Many of these words are obviously borrowings. Ancient Russians, Lithuanians, Germans, and other central and northern European peoples did not grow grapes or make wine, and a widely disseminated word for it could not have originated in any of their languages, just as it could not have done so in Amharic, Swahili, or Maori. And although such a word theoretically could have originated in Latin vinum, Greek oinos,or Hebrew yayin, since ancient Italy, Greece, and Palestine were all grape-growing and wine-making regions, this, too, is unlikely, because the earliest grape cultivation and wine production that historians can point to took place in the Caucasus.

The oldest wine-making site discovered anywhere in the world thus far is in the Kvemo Kartli region of southeast Georgia, where clay vessels containing grape seeds and vine dust, dated to about 6,000 BCE, have been unearthed. It is probable, therefore, that it was Georgian, neither an Indo-European nor a Semitic language, that gave the world wine and a word for it, both of which spread in tandem.

 

This leaves us with three possibilities:

(1) Wine and its manufacture traveled from the Caucasus to southern Europe and the eastern Mediterranean basin at roughly the same time, so that oinos and yayin are independently descended from an ancient form of modern Georgian gvini, either directly or through other, mediating languages.
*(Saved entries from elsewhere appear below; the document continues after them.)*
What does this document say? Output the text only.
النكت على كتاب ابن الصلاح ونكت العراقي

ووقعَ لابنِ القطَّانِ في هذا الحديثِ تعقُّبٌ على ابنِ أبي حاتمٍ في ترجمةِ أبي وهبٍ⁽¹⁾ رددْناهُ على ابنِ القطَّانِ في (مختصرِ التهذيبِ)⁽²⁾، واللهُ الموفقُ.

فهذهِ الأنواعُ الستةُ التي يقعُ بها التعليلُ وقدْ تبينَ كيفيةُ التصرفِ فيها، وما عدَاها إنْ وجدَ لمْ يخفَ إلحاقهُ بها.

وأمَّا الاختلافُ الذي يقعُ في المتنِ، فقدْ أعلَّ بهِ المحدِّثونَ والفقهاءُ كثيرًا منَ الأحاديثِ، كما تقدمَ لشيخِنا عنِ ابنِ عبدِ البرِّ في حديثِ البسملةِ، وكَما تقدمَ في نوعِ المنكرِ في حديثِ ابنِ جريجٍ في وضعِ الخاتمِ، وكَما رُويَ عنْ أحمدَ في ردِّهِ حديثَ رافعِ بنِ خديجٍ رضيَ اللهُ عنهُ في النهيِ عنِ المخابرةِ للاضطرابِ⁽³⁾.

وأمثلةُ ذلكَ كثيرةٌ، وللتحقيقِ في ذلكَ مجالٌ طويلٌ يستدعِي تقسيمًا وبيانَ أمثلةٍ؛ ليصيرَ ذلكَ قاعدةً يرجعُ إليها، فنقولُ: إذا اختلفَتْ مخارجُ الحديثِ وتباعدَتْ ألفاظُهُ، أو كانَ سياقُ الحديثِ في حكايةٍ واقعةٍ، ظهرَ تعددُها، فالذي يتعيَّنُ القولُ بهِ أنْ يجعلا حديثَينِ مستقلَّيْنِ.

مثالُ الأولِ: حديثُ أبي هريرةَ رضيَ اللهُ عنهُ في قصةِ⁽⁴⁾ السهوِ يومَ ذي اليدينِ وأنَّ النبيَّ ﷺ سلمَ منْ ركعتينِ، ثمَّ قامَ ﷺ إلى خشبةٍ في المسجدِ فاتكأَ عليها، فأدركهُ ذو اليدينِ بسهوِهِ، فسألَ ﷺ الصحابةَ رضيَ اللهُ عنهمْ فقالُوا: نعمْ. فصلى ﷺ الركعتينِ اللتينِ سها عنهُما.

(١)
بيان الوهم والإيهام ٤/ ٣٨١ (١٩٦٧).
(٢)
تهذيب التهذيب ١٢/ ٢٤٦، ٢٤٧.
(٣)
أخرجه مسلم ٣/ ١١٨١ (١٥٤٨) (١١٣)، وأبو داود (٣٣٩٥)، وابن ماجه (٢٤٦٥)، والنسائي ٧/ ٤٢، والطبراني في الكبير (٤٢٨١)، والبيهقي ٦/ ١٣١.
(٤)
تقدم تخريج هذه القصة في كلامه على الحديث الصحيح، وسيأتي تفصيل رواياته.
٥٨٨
(2) Wine reached southern Europe from the Caucasus first and traveled from there to the eastern Mediterranean, so that yayin may descend from oinos.

(3) Wine reached the eastern Mediterranean from the Caucasus first and traveled from there to southern Europe, so that oinos may indeed descend from yayin. 

To the best of my knowledge, all of this remains an open question. Perhaps it will eventually be settled by the linguists and archaeologists, perhaps not. There’s really no rush to find out. Whether you would rather wash down your steak with a Greek agiorgitiko or an Israeli cabernet sauvignon doesn’t have much to do with it.